I use deterministic case, and simulation gives me non-smooth transition to a new steady state. In particular, variables jump in the first period, and then transit to the new steady state. I believe that this is because of some error term used by dynare. Because when my model was simple, by using own code (not dynare) I was getting similar jump as dynare, and after decreasing error term in value function iterations I was able to eliminate this jump, i.e. transition was smooth. But now my model is too complicated and It may take much longer to do it by myself.

Is there any way to change error term used in dynare?

I was able to achieve smooth transition by decreasing tolerance level (for convergence) in value function iterations. Now I don’t know what to do with dynare.
Thank you for your interest.

Hi,
could the reason be that there is no transition process for your exogenous variable F? If you look into oo_.exo_simul, F jumps from 0.1 in period 1 to 0.8 in period 2.
As

Cm=Km^alpha*Lm^(1-alpha)+(1-i)*F;
, if F jumps, so does CM and so do all the other variables.

Yes, F should jump in period 1 and remain high forever as this is a permanent shock. But endogenous variables have to make smooth transitions as they do after the first period.

But are you sure that your model features sufficient transmission mechanisms that must make the transition for all variables absolutely smooth? If you look at the equation for Cm you see the following: the only way for Cm to have a smooth transition without a jump in response to a jump in F is to have counteracting jumps in either Km or Lm or in both.

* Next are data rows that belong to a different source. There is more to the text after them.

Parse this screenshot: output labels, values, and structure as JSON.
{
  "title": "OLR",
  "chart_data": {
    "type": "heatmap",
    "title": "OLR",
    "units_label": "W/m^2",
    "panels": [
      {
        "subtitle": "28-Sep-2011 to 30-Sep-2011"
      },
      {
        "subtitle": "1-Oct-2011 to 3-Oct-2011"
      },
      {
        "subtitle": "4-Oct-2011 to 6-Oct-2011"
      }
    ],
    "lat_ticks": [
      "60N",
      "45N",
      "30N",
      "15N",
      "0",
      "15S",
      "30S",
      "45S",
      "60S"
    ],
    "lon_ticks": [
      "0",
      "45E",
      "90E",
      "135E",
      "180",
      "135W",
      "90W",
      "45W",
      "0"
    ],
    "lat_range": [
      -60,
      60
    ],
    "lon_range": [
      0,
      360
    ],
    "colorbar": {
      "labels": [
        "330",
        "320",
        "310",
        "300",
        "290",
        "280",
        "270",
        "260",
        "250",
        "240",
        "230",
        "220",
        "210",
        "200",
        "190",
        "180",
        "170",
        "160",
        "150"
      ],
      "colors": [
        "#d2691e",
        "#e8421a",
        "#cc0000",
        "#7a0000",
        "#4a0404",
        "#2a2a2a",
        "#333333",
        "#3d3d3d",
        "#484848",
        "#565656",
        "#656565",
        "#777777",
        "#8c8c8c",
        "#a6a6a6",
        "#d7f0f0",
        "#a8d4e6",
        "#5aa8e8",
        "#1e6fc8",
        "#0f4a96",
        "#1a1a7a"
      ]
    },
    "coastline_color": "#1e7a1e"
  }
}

Are you sure that this is the case so that it must be a computational issue?

In equation for Cm I have variable “i” which gets zero value in the steady states and have counteracting jump during the transition. You can observe this after period one. I believe this makes transition of Cm smooth.
Also if you are right, then all my variables should jump to the new steady state at once as F. But what is happening, they jump in period one and then gradually converge to the new steady state.

You may be right. But my argument is somewhat different. In period 1, a shock to F suddenly hits the system. Of course, there are counteracting movements in other variables, for example in i. But they may be not strong enough to prevent a jump.
If my conjecture is correct, it is not necessarily the case that the sytem directly jumps to the new steady state. This is due to the endogenous dynamics, i.e. leads and lags. If the transmission of the shock is not extremely smooth (e.g. depending on the model: habits in consumption and leisure, investment adjustment costs, interest rate smoothing), there will be a one time jump in the first period due to the jump in F. The system jumps to the new saddlepath. But this is not the new steady state. Rather, the system then slowly transitions along the saddlepath to the new steady state.